Front Nutr. 2022 Jul 19:9:923377. doi: 10.3389/fnut.2022.923377. eCollection 2022.

Authors

Weize Zhu¹, Ying Hong¹, Yue Li², Yan Li¹, Jing Zhong^{1

3}, Xiaofang He¹, Ningning Zheng¹, Lili Sheng¹, Houkai Li¹

Affiliations

¹ School of Pharmacy, Shanghai University of Traditional Chinese Medicine, Shanghai, China.
² Department of Endocrinology, Shanghai Fifth People's Hospital, Shanghai Medical School, Fudan University, Shanghai, China.
³ Huzhou Key Laboratory of Molecular Medicine, Huzhou Central Hospital, Huzhou, China.

Abstract

Metabolic disorders are the prelude of metabolic diseases, which are mainly due to the high-energy intake and genetic contribution. High-fat diet (HFD) or high-sucrose diet is widely used for inducing metabolic disorders characterized by increased body weight, insulin resistance, hepatic steatosis, and alteration of gut microbiome.

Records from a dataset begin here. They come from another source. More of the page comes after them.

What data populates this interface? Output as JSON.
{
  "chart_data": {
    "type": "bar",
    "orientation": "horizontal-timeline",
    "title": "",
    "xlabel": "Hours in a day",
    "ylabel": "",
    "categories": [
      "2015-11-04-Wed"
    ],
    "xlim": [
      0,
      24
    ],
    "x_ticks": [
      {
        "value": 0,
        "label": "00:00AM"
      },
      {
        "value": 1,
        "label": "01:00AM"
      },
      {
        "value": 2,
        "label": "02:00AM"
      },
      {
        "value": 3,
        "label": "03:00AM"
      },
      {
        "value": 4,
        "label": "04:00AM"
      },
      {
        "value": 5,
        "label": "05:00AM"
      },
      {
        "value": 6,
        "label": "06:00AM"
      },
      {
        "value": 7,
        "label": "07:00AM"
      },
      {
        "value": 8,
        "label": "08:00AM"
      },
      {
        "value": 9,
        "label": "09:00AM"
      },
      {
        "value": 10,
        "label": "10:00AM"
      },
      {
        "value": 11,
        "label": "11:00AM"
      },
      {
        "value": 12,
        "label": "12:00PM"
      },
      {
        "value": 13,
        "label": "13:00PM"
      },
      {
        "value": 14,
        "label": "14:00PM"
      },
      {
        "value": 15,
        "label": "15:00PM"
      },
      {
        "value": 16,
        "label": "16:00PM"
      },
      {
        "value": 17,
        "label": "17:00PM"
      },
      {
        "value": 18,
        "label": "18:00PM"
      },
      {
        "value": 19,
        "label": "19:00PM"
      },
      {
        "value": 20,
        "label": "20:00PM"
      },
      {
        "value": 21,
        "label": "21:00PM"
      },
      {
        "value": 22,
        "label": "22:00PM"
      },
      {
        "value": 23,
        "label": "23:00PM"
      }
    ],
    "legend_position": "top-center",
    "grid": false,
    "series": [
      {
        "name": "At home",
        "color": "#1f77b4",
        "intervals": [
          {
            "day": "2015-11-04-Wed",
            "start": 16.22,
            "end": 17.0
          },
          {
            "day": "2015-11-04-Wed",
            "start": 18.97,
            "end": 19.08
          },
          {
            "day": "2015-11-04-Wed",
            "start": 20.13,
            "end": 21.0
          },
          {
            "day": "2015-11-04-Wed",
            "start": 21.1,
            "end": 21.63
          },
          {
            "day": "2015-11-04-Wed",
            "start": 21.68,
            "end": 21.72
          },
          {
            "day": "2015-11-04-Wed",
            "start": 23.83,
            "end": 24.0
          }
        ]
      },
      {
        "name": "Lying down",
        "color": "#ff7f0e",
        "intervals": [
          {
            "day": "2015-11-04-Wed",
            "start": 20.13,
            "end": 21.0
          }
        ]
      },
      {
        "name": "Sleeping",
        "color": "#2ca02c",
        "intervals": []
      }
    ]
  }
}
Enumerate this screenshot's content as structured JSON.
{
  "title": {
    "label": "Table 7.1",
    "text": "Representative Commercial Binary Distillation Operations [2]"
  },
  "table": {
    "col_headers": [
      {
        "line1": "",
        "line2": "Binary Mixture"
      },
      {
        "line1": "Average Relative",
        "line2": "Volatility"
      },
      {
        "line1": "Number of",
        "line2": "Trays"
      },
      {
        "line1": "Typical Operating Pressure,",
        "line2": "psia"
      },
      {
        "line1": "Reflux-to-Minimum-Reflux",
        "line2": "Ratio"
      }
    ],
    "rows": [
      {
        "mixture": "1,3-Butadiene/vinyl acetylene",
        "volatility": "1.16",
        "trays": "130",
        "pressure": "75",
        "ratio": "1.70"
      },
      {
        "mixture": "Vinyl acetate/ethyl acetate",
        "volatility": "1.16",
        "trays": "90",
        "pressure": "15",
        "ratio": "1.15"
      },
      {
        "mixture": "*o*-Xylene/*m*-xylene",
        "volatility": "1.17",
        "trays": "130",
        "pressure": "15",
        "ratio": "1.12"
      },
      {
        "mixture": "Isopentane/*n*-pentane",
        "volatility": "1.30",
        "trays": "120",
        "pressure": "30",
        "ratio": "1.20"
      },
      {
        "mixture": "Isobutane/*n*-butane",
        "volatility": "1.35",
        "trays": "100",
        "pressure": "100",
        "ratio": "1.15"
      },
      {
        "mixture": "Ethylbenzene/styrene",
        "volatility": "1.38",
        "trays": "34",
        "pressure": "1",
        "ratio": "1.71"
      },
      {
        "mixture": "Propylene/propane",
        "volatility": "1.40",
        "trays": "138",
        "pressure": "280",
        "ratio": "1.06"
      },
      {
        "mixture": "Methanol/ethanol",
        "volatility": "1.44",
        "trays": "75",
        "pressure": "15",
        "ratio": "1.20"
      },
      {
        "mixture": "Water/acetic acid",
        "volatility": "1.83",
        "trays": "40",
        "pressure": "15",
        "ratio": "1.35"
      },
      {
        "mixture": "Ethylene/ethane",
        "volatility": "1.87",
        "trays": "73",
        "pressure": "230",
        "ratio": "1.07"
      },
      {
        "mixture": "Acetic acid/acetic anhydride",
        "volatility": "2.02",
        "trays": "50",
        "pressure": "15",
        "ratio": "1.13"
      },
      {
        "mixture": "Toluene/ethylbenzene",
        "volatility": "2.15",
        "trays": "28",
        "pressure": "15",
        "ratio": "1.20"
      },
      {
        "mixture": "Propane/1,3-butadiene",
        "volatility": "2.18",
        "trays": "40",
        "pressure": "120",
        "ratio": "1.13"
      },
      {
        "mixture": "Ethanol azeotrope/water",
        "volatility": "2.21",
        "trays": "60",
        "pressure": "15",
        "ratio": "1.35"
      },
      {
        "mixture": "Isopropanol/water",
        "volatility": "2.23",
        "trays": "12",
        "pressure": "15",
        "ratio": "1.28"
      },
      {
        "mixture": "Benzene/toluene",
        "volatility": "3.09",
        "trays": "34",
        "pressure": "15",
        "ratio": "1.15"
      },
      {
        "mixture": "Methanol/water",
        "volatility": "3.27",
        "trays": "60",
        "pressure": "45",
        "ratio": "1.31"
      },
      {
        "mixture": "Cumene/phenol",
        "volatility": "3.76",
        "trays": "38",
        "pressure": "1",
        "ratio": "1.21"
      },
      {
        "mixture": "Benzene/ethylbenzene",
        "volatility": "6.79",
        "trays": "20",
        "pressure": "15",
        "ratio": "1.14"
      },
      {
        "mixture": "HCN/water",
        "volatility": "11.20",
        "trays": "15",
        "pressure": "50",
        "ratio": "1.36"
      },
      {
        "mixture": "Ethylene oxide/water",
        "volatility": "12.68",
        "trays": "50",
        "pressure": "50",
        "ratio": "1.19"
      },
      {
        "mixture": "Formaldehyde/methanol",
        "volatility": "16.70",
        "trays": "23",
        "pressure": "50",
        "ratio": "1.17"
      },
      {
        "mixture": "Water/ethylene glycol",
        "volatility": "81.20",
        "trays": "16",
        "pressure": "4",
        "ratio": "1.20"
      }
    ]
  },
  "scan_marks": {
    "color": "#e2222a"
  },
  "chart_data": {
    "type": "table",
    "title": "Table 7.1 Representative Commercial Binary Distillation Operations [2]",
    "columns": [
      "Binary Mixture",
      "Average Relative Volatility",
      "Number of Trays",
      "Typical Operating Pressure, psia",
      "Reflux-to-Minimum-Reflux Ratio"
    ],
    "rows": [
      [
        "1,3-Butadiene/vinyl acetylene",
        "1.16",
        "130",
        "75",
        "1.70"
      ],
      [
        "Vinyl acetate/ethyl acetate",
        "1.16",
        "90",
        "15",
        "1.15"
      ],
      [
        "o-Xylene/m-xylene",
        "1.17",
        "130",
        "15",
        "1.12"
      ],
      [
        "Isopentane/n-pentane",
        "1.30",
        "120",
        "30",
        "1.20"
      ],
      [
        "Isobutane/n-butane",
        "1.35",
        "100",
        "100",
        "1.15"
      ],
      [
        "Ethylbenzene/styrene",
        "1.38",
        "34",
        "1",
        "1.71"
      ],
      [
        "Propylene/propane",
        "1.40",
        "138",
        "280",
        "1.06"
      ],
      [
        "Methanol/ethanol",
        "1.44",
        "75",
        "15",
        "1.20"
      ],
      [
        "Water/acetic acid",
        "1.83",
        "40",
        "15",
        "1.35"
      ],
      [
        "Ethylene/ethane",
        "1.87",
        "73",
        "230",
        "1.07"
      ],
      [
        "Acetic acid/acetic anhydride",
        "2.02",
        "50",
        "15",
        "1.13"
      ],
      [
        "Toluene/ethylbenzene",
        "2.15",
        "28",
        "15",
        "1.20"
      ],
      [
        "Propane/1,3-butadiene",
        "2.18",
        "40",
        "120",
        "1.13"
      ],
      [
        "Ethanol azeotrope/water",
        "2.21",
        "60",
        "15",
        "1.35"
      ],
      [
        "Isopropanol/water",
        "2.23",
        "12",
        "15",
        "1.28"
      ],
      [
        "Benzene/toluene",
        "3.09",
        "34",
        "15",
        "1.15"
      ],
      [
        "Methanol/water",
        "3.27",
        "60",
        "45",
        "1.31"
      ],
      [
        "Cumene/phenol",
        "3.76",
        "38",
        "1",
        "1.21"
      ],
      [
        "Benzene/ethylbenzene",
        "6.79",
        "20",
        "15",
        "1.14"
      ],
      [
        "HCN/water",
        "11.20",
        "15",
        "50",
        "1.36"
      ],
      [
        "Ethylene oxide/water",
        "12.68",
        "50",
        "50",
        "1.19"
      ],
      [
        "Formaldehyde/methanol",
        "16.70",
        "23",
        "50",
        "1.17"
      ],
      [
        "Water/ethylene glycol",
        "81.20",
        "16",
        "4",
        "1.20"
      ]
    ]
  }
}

However, the triangle relationship among diets, gut microbiome, and host metabolism is poorly understood. In our study, we investigated the dynamic changes in gut microbiota, and host metabolism in mice that were fed with either chow diet, HFD, or chow diet with 30% sucrose in drinking water (HSD) for continued 12 weeks. The gut microbiota was analyzed with 16S rDNA sequencing on feces. Hepatic gene expression profile was tested with transcriptomics analysis on liver tissue. The host metabolism was evaluated by measuring body weight, insulin sensitivity, serum lipids, and expression of proteins involved in lipid metabolism of liver. The results showed that HFD feeding affected body weight, insulin resistance, and hepatic steatosis more significantly than HSD feeding. 16S rRNA gene sequencing showed that HFD rapidly and steadily suppressed species richness, altered microbiota structure and function, and increased the abundance of bacteria responsible for fatty acid metabolism and inflammatory signaling. In contrast, HSD had minor impact on the overall bacteria structure or function but activated microbial bile acid biosynthesis. Fecal microbiota transplantation suggested that some metabolic changes induced by HFD or HSD feeding were transferrable, especially in the weight of white adipose tissue and hepatic triglyceride level that were consistent with the phenotypes in donor mice. Moreover, transcriptomic results showed that HFD feeding significantly inhibited fatty acid degradation and increase inflammation, while HSD increased hepatic de novo lipogenesis and inhibited primary bile acid synthesis alternative pathway. In general, our study revealed the dynamic and diversified impacts of HFD and HSD on gut microbiota and host metabolism.

Keywords: gut microbiota; high-energy diet; metabolic syndrome; metabolism; transcriptomic profiling.